Crider Handmade Art GlassCrider Art Glass

Hand Crafted Art Glass

 

 


 

Terry and Donna Crider have been in business since February, 1977. From the beginning, they have always worked together in all phases of making glass. There are no employees they make all the art glass together.

Terry Crider did not come from a glass working background (over the years many people believed that he had worked for other glass companies until he started his own). However Terry does come from a glass oriented background through, his parents have been antique collectors and dealers all through his childhood. But in working with molten glass, he basically taught himself all the ways of the trade.

Terry had always been interested in glass, from the start his main interest was paperweights. His chemistry background lead him to start to experiment in iridizing glass long before he built his first glass furnace, his work is quite well-known in the Carnival Glass circles.

Crider Hen On the Nest    Crider Hobnail Slipper

Terry built all their furnaces, annealing ovens, glass benches, ect. They spent most of their time in the Fall and Winter of 1975 building 2 very small furnaces in one corner of their shop. Then in April, 1976, they fired their furnaces for the first time and spent every weekend learning how to make glass. They began selling their glass by setting up at local flea markets every month with everything that they made on their spare time, then after doing that, they took the plunge and began to make glass full time. They had 4 furnaces and worked with many different colors.

They made contemporary art glass - paperweights, toothpick holders, small, medium and some large vases in dark iridescence "Tiffany" type glass which is more or less considered our "trademark." They also started working more with crystal glass for weights, and marbles.
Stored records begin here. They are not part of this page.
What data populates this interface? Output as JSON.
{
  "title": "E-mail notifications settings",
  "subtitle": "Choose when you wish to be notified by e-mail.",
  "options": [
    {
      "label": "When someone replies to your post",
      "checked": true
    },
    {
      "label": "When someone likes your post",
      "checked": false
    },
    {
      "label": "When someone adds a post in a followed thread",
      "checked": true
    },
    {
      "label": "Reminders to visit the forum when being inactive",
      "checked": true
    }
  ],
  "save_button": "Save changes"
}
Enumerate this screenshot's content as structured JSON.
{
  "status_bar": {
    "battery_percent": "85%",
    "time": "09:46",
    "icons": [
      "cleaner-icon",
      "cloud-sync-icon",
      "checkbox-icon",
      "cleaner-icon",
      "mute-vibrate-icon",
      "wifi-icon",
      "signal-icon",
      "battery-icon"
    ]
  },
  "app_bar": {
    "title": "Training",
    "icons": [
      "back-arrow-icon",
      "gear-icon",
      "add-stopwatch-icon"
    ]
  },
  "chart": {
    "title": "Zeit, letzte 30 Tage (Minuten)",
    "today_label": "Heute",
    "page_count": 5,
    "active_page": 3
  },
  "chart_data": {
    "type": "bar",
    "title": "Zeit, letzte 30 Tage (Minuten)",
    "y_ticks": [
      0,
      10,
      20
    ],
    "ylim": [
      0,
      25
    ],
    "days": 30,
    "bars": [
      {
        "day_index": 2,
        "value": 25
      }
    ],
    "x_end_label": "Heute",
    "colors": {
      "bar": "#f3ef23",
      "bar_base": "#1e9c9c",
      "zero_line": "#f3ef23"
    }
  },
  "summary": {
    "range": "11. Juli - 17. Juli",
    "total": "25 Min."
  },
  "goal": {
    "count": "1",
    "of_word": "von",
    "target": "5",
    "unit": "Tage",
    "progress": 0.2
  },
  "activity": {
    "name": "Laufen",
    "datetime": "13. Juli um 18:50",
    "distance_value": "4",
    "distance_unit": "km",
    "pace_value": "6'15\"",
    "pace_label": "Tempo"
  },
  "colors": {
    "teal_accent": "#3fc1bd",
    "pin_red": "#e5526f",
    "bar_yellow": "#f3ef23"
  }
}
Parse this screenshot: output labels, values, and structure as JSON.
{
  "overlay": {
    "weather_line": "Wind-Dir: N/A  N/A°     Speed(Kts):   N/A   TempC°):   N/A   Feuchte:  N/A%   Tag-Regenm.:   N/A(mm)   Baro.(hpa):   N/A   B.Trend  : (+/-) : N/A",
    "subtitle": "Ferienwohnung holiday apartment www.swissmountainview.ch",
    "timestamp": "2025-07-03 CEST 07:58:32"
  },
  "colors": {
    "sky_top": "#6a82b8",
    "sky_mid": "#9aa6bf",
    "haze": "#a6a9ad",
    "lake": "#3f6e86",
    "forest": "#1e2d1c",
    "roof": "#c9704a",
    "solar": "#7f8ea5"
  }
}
They made limited edition paperweights for large companies, they also made several souvenir items for various national collector groups - toothpick holder, art glass salt shaker and open salt collectors. Occasionally, they had a glass blowing / paperweight demonstration at Summit Art Glass Company that was very popular with the public and they had a lot of fun doing it.

A piece of glass with a simple design takes about 15 to 20 minutes to produce before grinding. A complicated design takes about 20 to 25 minutes. Terry made the vases and toothpick holders on a glass blowing pipe.

The paperweights were made by getting a solid mass of glass on the end of a rod. Each piece has to be shaped according to the design chosen by its maker. While Terry makes the pieces, Donna worked preparing the colored materials used for the design. After the paperweights have hardened they then have to be ground flat on their bottoms. No two pieces they made bear exactly the same design. The Crider Creations are more than just a piece of glass. They are truly beautiful works of art.

Their glass has been pictured in the Antique Trader, April, 1988. The Smithsonian Magazine had them as a featured article with antique and contemporary marbles. They also have glass in the permanent display at the Degenhart Paperweight and Glass Museum.